Alle radici della scrittura moderna

22 Aprile 2013


La sua penna è stata un aratro, che ha tracciato un solco inconfondibile nel campo della letteratura. Una linea di confine, profonda e definitiva, tra Ottocento e Novecento; tra modernità e tradizione. Il linguaggio del romanzo non è più stato lo stesso dopo la straordinaria apparizione di Marcel Proust, autore del monumentale ciclo della Recherche : opera d’arte totale, raffinato castello filosofico nel quale perdersi piacevolmente. Allo scopo di ritrovarsi.

L’eccezionale portata di Proust, tra i maggiori intellettuali dell’epoca moderna, è al centro dell’ultimo incontro con le Palladium Lectures, lezioni a teatro condotte da Alessandro Baricco. Lo scrittore, da vent’anni animatore della celebre Scuola Holden, sale sul palco del Teatro Palladium in occasione del Romaeuropa Festival: spettacolarizza temi profondissimi grazie alla propria inarrivabile capacità di intrattenitore, arrivando così al cuore del pubblico più ampio possibile.

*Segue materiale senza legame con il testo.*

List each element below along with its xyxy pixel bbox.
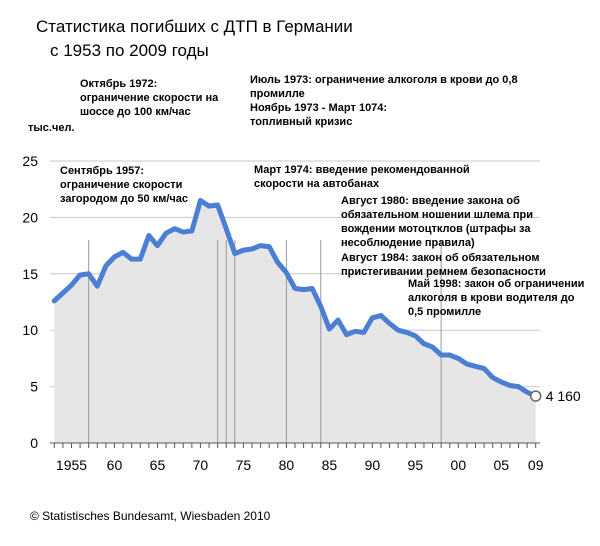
annotation-line-text: обязательном ношении шлема при [341, 209, 534, 221]
annotation-1974: Март 1974: введение рекомендованной скоро… [254, 163, 470, 191]
y-tick-label: 15 [22, 266, 38, 282]
annotation-line-text: ограничение скорости на [80, 92, 219, 104]
annotation-1998: Май 1998: закон об ограничении алкоголя в… [408, 277, 584, 319]
y-tick-label: 10 [22, 322, 38, 338]
x-tick-label: 60 [107, 457, 123, 473]
end-point-marker [529, 390, 542, 402]
annotation-line-text: ограничение скорости [60, 179, 183, 191]
annotation-line-text: Август 1984: закон об обязательном [341, 252, 540, 264]
annotation-line-text: Ноябрь 1973 - Март 1074: [250, 102, 388, 114]
x-tick-label: 05 [494, 457, 510, 473]
annotation-1973: Июль 1973: ограничение алкоголя в крови … [250, 73, 518, 129]
annotation-line-text: вождении мотоцтклов (штрафы за [341, 223, 531, 235]
y-tick-label: 0 [30, 435, 38, 451]
x-tick-label: 90 [365, 457, 381, 473]
annotation-line-text: несоблюдение правила) [341, 237, 475, 249]
y-tick-label: 5 [30, 379, 38, 395]
x-tick-label: 1955 [56, 457, 87, 473]
annotation-line-text: скорости на автобанах [254, 178, 380, 190]
x-tick-label: 09 [528, 457, 544, 473]
annotation-line-text: алкоголя в крови водителя до [408, 292, 575, 304]
annotation-line-text: шоссе до 100 км/час [80, 106, 191, 118]
annotation-1980: Август 1980: введение закона об обязатель… [341, 194, 533, 250]
source-credit: © Statistisches Bundesamt, Wiesbaden 201… [30, 509, 271, 523]
annotation-line-text: загородом до 50 км/час [60, 193, 189, 205]
annotation-line-text: топливный кризис [250, 116, 353, 128]
annotation-line-text: Май 1998: закон об ограничении [408, 278, 585, 290]
annotation-line-text: промилле [250, 88, 305, 100]
annotation-line-text: Октябрь 1972: [80, 78, 158, 90]
annotation-line-text: Июль 1973: ограничение алкоголя в крови … [250, 74, 518, 86]
annotation-line-text: Март 1974: введение рекомендованной [254, 164, 470, 176]
annotation-line-text: Сентябрь 1957: [60, 165, 144, 177]
x-tick-label: 95 [408, 457, 424, 473]
area-layer [54, 200, 536, 443]
x-tick-label: 80 [279, 457, 295, 473]
annotation-line-text: пристегивании ремнем безопасности [341, 266, 546, 278]
chart-title-line1: Статистика погибших с ДТП в Германии [36, 17, 353, 36]
end-value-label: 4 160 [546, 388, 581, 404]
y-axis-label: тыс.чел. [28, 122, 75, 134]
annotation-1957: Сентябрь 1957: ограничение скорости загоро… [60, 164, 188, 206]
annotation-line-text: Август 1980: введение закона об [341, 195, 520, 207]
x-tick-label: 65 [150, 457, 166, 473]
y-tick-label: 25 [22, 153, 38, 169]
series-line [51, 197, 539, 399]
x-tick-label: 85 [322, 457, 338, 473]
x-tick-label: 75 [236, 457, 252, 473]
series-line-layer: 4 160 [51, 197, 581, 404]
y-tick-label: 20 [22, 209, 38, 225]
area-fill [54, 200, 536, 443]
chart-title-line2: с 1953 по 2009 годы [50, 41, 209, 60]
x-tick-label: 00 [451, 457, 467, 473]
annotation-line-text: 0,5 промилле [408, 306, 482, 318]
annotation-1984: Август 1984: закон об обязательном присте… [341, 251, 546, 279]
x-tick-label: 70 [193, 457, 209, 473]
annotation-1972: Октябрь 1972: ограничение скорости на шосс… [80, 77, 218, 119]
annotation-lines-layer [88, 240, 442, 443]
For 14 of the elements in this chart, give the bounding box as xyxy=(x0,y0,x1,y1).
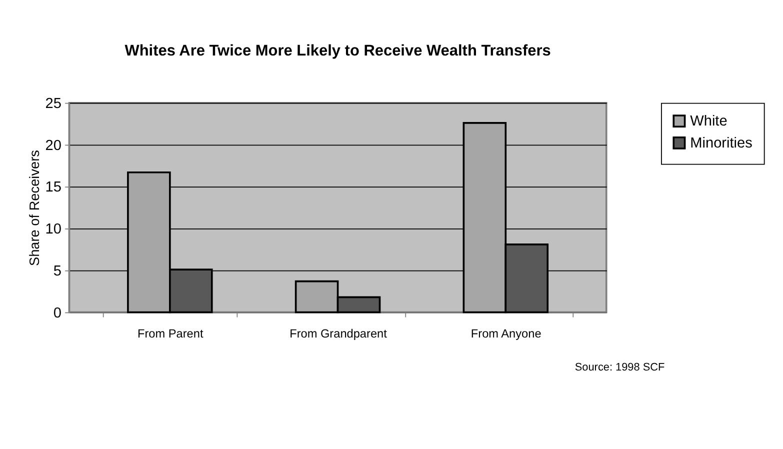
y-tick-label: 10 xyxy=(45,222,62,238)
source-note: Source: 1998 SCF xyxy=(574,362,665,374)
y-axis-title: Share of Receivers xyxy=(26,150,42,266)
legend-label: White xyxy=(690,114,728,130)
y-tick-label: 0 xyxy=(53,305,62,322)
y-tick-label: 25 xyxy=(45,96,62,112)
x-tick-label: From Grandparent xyxy=(290,326,388,340)
x-tick-label: From Anyone xyxy=(470,326,542,340)
x-tick-label: From Parent xyxy=(138,326,204,340)
y-tick-label: 20 xyxy=(45,138,62,154)
y-tick-label: 5 xyxy=(53,263,62,280)
chart-title: Whites Are Twice More Likely to Receive Wealth Transfers xyxy=(124,42,551,60)
y-tick-label: 15 xyxy=(45,180,62,196)
legend-label: Minorities xyxy=(690,135,752,152)
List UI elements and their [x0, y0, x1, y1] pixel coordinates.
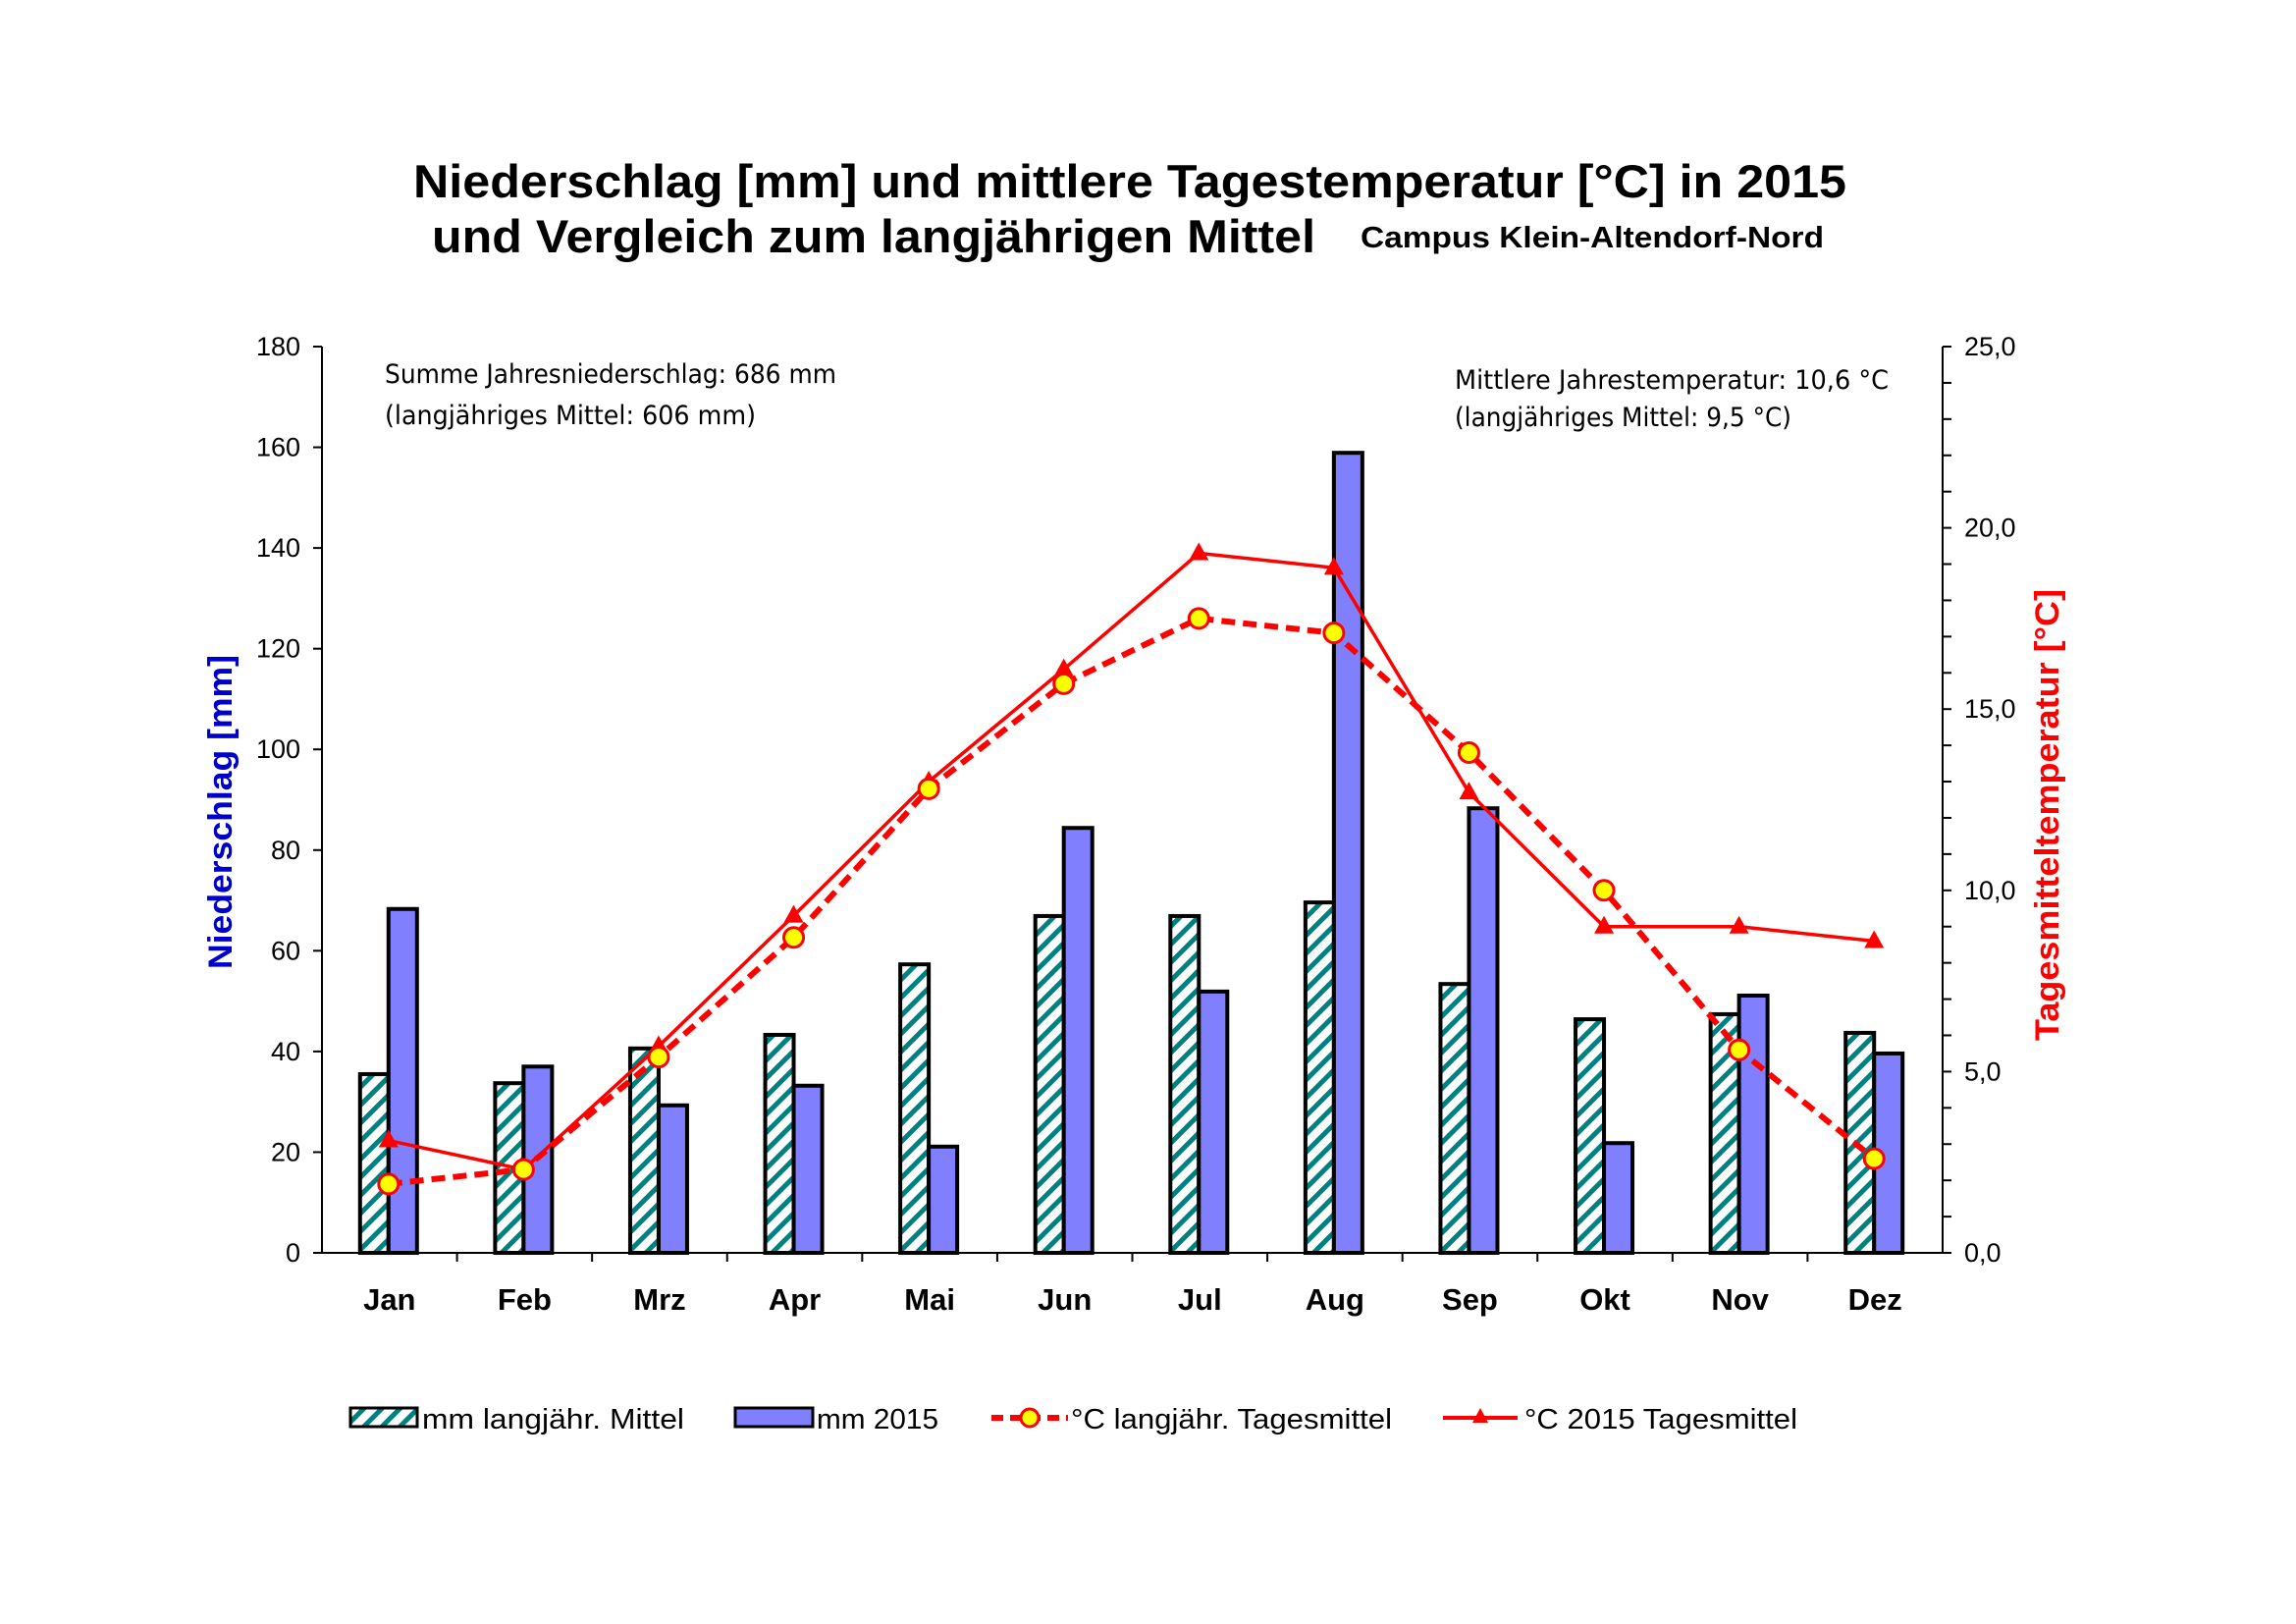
left-axis-label: Niederschlag [mm]: [202, 655, 240, 969]
x-label-Jun: Jun: [1038, 1282, 1092, 1317]
precip-annotation-line1: Summe Jahresniederschlag: 686 mm: [385, 359, 836, 390]
left-tick-label: 80: [271, 836, 300, 865]
marker-temp-longterm-Mrz: [647, 1046, 670, 1069]
bar-2015-Mai: [927, 1144, 960, 1255]
right-tick-label: 15,0: [1964, 694, 2016, 724]
left-tick-label: 180: [256, 332, 300, 361]
x-label-Aug: Aug: [1306, 1282, 1364, 1317]
temp-annotation-line2: (langjähriges Mittel: 9,5 °C): [1455, 403, 1791, 433]
bars-group: [357, 451, 1905, 1256]
x-label-Apr: Apr: [769, 1282, 821, 1317]
bar-longterm-Aug: [1303, 900, 1336, 1256]
marker-temp-2015-Jul: [1189, 542, 1209, 561]
left-tick-label: 120: [256, 634, 300, 664]
legend-label-temp-2015: °C 2015 Tagesmittel: [1524, 1404, 1797, 1435]
marker-temp-longterm-Jan: [377, 1172, 400, 1196]
legend-swatch-2015: [733, 1406, 815, 1429]
left-tick-label: 60: [271, 936, 300, 965]
x-label-Sep: Sep: [1442, 1282, 1498, 1317]
precip-annotation-line2: (langjähriges Mittel: 606 mm): [385, 401, 756, 431]
x-label-Jul: Jul: [1178, 1282, 1222, 1317]
legend-triangle-marker-icon: [1472, 1408, 1488, 1423]
marker-temp-longterm-Jul: [1187, 607, 1210, 630]
left-tick-label: 100: [256, 734, 300, 764]
lines-group: [377, 542, 1886, 1196]
bar-longterm-Apr: [763, 1032, 796, 1255]
line-temp-2015: [388, 551, 1875, 1171]
legend: mm langjähr. Mittel mm 2015 °C langjähr.…: [348, 1404, 1797, 1435]
bar-longterm-Jun: [1033, 913, 1066, 1255]
marker-temp-longterm-Dez: [1862, 1147, 1886, 1170]
marker-temp-2015-Jan: [378, 1129, 399, 1148]
left-tick-label: 40: [271, 1037, 300, 1066]
right-tick-label: 0,0: [1964, 1238, 2002, 1268]
marker-temp-longterm-Sep: [1457, 741, 1480, 765]
legend-item-temp-2015: °C 2015 Tagesmittel: [1443, 1404, 1797, 1435]
x-label-Okt: Okt: [1579, 1282, 1630, 1317]
left-tick-label: 140: [256, 533, 300, 563]
bar-2015-Jan: [386, 906, 419, 1255]
marker-temp-2015-Nov: [1729, 915, 1749, 934]
legend-item-hatched: mm langjähr. Mittel: [348, 1404, 684, 1435]
right-axis-label: Tagesmitteltemperatur [°C]: [2029, 589, 2066, 1041]
legend-label-hatched: mm langjähr. Mittel: [422, 1404, 684, 1435]
marker-temp-2015-Okt: [1594, 915, 1615, 934]
marker-temp-2015-Sep: [1459, 782, 1479, 800]
chart-title: Niederschlag [mm] und mittlere Tagestemp…: [413, 155, 1846, 207]
bar-2015-Jul: [1197, 989, 1230, 1255]
x-label-Jan: Jan: [363, 1282, 415, 1317]
x-labels-group: Jan Feb Mrz Apr Mai Jun Jul Aug Sep Okt Nov Dez: [363, 1282, 1902, 1317]
bar-2015-Jun: [1061, 826, 1095, 1256]
left-tick-label: 160: [256, 433, 300, 462]
x-label-Nov: Nov: [1711, 1282, 1769, 1317]
bar-longterm-Jan: [357, 1071, 391, 1255]
marker-temp-longterm-Nov: [1728, 1038, 1751, 1061]
chart-location: Campus Klein-Altendorf-Nord: [1361, 220, 1824, 254]
left-tick-label: 0: [286, 1238, 300, 1268]
bar-longterm-Mai: [898, 962, 932, 1255]
bar-2015-Mrz: [656, 1103, 689, 1255]
right-tick-label: 10,0: [1964, 876, 2016, 905]
bar-longterm-Jul: [1168, 913, 1201, 1255]
marker-temp-longterm-Apr: [782, 926, 806, 949]
temp-annotation-line1: Mittlere Jahrestemperatur: 10,6 °C: [1455, 365, 1889, 396]
chart-subtitle: und Vergleich zum langjährigen Mittel: [432, 210, 1315, 262]
marker-temp-longterm-Feb: [511, 1158, 535, 1181]
right-tick-label: 25,0: [1964, 332, 2016, 361]
marker-temp-longterm-Jun: [1052, 672, 1076, 695]
x-label-Dez: Dez: [1848, 1282, 1902, 1317]
bar-2015-Nov: [1736, 993, 1770, 1256]
line-temp-longterm: [388, 615, 1877, 1187]
marker-temp-2015-Dez: [1864, 930, 1885, 948]
bar-longterm-Mrz: [627, 1046, 661, 1256]
bar-2015-Sep: [1467, 806, 1500, 1255]
bar-longterm-Sep: [1438, 982, 1471, 1256]
marker-temp-2015-Jun: [1053, 658, 1074, 677]
right-tick-label: 20,0: [1964, 514, 2016, 543]
marker-temp-longterm-Mai: [917, 777, 940, 800]
bar-2015-Okt: [1602, 1141, 1635, 1256]
marker-temp-2015-Aug: [1323, 557, 1344, 575]
legend-item-temp-mean: °C langjähr. Tagesmittel: [991, 1404, 1392, 1435]
bar-longterm-Okt: [1574, 1017, 1607, 1256]
bar-2015-Apr: [791, 1083, 825, 1256]
x-label-Feb: Feb: [498, 1282, 552, 1317]
legend-label-temp-mean: °C langjähr. Tagesmittel: [1071, 1404, 1392, 1435]
bar-longterm-Dez: [1843, 1030, 1877, 1256]
x-label-Mrz: Mrz: [633, 1282, 685, 1317]
legend-swatch-hatched: [348, 1406, 419, 1429]
legend-label-2015: mm 2015: [817, 1404, 938, 1435]
marker-temp-2015-Apr: [783, 904, 804, 923]
bar-2015-Aug: [1331, 451, 1364, 1255]
axes-group: 0 20 40 60 80 100 120 140 160 180 0,0 5,0 10,0 15,0 20…: [256, 332, 2016, 1268]
marker-temp-longterm-Aug: [1322, 622, 1346, 645]
legend-circle-marker-icon: [1019, 1407, 1041, 1429]
left-tick-label: 20: [271, 1137, 300, 1166]
marker-temp-longterm-Okt: [1592, 879, 1616, 902]
right-tick-label: 5,0: [1964, 1056, 2002, 1086]
legend-item-2015: mm 2015: [733, 1404, 938, 1435]
x-label-Mai: Mai: [904, 1282, 955, 1317]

“Proust fa solo un gesto, con un bisturi taglia. E qui sta la capacità tecnica: scrivere significa mettere insieme il mondo dopo che lo hai fatto a pezzi” . Così Baricco introduce il senso di Proust per la scrittura; questa la visione che anima un lavoro capitale per la storia del Novecento, ambizioso tentativo di arrivare a definire il tempo nella sua dimensione originale e dunque più alta e genuina. Esaminando le sue diverse componenti: a partire dalla memoria.

L’introspezione e la lettura cosciente del proprio vissuto sono i tratti distintivi più affascinanti del lavoro di Proust; una volontà analitica resa attraverso stratagemmi narrativi di splendida genialità: ai piccoli trucchi del mestiere fa riferimento Baricco, abile nel leggere tra le righe e svelare i piccoli grandi segreti dialettici di un maestro della scrittura. Senza dimenticare intriganti paralleli e contrapposizioni: come quella che vede protagonista un irriverente Cèline.